More importantly for our futures, though, the excesses of meritocracy make us sacrifice real academic achievement––the kind of organic curiosity that defines the “joyful pursuit of excellence” in our mission statement––for a cheap substitute in social recognition. Instead of seeking our genuine interests, we burden ourselves with classes, activities and projects we take only for the approval of others. We then turn around and use their complicated names to sound impressive in conversations, to show off our schedule to parents and to meet a perceived Advanced Placement and Honors quota.
In these moments, we relegate the school and all of its endless resources to a list of boxes that must be checked off––ones we only care about because they further our meritocratic interests. According to Markovits’s commencement address, “Such a life proceeds under a pervasive shadow. At its worst, it squanders the capacity to set and pursue authentically embraced, intrinsically valuable goals. Even at its best, this life involves deep alienation.”

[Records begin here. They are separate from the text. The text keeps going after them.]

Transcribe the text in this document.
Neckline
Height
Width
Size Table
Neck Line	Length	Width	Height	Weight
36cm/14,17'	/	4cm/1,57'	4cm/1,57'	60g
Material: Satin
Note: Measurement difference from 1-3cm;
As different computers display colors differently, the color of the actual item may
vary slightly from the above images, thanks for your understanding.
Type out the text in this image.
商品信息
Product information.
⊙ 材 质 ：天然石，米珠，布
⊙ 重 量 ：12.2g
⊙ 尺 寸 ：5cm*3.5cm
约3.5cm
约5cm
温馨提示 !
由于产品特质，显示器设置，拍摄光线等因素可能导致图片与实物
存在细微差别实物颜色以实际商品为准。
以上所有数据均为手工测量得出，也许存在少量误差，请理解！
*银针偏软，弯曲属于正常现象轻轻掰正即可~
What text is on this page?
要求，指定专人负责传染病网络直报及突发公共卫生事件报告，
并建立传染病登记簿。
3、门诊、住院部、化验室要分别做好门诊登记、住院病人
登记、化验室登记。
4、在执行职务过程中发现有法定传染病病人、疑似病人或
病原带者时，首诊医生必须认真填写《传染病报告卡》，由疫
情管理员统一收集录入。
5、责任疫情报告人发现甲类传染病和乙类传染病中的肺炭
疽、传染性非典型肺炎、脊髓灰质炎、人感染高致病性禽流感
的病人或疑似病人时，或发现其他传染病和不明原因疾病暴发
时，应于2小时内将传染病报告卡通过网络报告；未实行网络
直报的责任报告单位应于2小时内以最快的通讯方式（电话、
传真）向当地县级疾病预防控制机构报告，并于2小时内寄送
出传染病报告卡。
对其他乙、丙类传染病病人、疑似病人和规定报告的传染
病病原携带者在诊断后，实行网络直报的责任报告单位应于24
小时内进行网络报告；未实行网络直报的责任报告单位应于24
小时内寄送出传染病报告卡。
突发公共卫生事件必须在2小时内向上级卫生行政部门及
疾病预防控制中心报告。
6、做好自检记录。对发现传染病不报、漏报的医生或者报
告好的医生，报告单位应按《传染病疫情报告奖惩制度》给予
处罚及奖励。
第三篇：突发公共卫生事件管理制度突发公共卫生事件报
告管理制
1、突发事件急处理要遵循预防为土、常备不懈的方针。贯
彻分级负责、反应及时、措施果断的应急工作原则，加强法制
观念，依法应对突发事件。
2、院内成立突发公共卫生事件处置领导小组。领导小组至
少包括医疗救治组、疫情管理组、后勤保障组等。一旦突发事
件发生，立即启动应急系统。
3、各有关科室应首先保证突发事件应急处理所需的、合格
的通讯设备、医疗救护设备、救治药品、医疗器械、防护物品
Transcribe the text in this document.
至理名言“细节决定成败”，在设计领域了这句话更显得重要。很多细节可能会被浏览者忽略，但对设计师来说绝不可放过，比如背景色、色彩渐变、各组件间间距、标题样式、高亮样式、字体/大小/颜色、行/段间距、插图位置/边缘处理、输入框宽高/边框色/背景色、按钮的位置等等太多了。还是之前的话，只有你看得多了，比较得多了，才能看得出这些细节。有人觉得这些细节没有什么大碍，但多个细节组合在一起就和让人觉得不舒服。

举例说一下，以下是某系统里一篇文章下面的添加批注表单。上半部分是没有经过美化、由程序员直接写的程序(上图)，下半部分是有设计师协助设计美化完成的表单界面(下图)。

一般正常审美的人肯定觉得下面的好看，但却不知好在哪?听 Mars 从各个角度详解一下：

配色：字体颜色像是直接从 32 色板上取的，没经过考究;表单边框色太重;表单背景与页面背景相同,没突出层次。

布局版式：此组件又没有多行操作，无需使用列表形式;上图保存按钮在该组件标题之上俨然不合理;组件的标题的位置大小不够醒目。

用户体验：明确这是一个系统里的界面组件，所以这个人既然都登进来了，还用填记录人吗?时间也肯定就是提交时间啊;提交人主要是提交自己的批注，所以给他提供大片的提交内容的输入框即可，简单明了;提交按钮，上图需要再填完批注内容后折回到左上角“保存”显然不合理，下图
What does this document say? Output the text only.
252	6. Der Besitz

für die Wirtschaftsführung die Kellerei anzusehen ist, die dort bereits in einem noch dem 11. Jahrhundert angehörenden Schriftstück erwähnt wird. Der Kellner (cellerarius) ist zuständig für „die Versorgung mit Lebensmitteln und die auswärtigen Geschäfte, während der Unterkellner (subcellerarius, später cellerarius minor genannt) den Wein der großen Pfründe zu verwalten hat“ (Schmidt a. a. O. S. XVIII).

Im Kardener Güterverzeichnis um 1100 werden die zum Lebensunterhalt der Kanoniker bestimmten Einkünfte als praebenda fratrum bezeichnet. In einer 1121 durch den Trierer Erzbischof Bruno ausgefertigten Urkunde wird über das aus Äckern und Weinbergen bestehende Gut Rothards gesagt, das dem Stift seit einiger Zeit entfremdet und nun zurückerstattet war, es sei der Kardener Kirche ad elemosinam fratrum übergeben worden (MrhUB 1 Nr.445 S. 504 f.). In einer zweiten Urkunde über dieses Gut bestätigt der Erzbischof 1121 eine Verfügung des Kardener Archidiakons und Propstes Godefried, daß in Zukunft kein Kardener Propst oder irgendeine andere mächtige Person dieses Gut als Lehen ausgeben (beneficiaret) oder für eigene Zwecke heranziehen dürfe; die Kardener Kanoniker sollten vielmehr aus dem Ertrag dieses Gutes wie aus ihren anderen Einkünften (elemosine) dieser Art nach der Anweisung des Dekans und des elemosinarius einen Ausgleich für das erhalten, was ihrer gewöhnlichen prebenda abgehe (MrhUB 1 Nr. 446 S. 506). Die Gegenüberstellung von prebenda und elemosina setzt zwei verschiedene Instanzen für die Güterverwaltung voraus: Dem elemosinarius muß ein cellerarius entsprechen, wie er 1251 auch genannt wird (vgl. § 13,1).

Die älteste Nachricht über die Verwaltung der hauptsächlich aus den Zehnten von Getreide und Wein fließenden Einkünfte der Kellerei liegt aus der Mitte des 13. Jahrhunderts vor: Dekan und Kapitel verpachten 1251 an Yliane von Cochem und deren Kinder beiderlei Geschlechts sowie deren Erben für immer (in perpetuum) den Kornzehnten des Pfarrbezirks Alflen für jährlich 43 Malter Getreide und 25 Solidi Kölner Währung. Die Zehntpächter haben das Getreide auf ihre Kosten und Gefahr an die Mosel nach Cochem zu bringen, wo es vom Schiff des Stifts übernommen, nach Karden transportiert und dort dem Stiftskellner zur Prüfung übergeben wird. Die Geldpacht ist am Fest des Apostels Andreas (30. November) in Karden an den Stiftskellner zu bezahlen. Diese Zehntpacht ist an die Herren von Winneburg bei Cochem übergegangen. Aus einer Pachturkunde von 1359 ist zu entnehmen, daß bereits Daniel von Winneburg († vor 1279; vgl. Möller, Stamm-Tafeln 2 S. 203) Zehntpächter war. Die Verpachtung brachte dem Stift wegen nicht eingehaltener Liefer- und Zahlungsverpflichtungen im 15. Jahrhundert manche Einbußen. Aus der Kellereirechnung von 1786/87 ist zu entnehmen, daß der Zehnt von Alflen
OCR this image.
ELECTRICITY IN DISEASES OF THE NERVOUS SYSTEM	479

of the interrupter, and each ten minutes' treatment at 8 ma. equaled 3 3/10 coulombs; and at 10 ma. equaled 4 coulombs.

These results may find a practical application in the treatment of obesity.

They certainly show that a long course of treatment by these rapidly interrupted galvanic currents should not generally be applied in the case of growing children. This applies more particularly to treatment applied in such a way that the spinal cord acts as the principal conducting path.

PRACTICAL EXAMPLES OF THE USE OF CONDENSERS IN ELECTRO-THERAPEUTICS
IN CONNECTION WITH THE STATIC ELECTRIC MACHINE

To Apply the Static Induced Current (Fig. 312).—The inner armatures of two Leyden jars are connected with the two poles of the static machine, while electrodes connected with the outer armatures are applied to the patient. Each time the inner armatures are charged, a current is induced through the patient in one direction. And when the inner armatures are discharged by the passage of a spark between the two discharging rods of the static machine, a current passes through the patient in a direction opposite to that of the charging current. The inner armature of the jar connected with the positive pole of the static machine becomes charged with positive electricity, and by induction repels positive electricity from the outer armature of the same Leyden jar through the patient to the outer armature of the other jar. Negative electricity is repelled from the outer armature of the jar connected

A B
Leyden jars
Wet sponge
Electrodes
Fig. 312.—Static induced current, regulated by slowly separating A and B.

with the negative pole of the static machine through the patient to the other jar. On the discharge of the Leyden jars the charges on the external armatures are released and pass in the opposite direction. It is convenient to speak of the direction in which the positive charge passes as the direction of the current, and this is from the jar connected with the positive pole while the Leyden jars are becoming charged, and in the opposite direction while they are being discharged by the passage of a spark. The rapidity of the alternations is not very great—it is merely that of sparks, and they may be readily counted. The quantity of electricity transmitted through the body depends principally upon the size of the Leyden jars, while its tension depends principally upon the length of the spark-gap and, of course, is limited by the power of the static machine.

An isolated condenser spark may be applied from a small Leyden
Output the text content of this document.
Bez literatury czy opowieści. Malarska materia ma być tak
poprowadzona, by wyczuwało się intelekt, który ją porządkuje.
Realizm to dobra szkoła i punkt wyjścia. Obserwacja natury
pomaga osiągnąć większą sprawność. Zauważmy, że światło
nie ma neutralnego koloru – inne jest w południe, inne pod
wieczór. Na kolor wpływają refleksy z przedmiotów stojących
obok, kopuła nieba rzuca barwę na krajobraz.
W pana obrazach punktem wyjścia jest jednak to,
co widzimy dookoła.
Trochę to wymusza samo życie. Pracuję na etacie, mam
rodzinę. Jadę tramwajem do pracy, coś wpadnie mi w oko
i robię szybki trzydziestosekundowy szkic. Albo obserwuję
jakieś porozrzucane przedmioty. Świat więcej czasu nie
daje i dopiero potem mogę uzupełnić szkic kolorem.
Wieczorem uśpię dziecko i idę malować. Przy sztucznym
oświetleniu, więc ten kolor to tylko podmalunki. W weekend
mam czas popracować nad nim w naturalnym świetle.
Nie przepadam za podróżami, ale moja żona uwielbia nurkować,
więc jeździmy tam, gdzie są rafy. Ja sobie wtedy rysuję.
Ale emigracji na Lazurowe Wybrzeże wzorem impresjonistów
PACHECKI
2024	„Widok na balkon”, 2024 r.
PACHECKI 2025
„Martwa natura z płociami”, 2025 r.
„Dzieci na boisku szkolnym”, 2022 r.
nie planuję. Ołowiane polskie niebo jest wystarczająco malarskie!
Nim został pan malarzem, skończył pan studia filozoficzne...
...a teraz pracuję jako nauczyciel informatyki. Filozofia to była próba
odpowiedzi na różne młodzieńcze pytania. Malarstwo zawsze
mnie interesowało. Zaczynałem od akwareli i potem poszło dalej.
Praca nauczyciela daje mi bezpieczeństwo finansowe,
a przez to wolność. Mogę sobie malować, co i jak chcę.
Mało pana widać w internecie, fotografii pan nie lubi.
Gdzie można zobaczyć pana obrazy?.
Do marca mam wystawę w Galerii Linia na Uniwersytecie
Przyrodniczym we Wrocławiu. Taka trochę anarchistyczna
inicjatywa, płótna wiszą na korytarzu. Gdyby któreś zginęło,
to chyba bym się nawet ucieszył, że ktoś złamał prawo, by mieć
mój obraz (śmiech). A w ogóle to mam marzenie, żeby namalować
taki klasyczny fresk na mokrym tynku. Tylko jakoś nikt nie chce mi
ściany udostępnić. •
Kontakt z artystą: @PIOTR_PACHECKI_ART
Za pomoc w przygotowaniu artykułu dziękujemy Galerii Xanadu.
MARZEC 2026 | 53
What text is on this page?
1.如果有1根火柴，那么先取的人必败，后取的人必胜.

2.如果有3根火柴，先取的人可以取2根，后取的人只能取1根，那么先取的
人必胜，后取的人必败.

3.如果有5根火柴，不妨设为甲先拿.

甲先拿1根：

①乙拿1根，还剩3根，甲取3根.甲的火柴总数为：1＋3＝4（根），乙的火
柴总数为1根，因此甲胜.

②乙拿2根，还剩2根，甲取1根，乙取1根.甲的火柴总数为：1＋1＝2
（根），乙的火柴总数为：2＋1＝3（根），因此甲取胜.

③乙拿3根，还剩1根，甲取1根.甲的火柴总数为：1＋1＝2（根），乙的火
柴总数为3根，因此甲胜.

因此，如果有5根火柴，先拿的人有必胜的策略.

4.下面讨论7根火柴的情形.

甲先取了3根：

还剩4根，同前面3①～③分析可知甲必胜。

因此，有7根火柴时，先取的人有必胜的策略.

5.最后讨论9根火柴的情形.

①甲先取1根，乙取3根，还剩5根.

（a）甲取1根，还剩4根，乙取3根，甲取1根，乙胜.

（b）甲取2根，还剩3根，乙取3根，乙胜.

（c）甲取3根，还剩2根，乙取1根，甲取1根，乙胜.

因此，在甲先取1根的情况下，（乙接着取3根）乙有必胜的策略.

As members of a uniquely privileged community, we owe it to ourselves to consider the argument made in “The Meritocracy Trap” and its consequences. Part of our lives must include the work, pressure and competition that our system demands, but we must also take into account the excesses of meritocracy in all of their different forms. Thinking of both the system’s ideal and real-life implementation, we should step back and evaluate whether the classes, activities and projects we choose for ourselves add anything truly valuable to our lives. If we realize that we participate in them only for meritocratic standing, we must replace them with subjects we are truly interested in. These measures will allow us to live up to educational ideals far more important to our growth than sheer social achievement, and in turn make us better and more well-rounded people. Only when we do this will our school become what it should be: a place with endless resources used by students for natural and creative learning.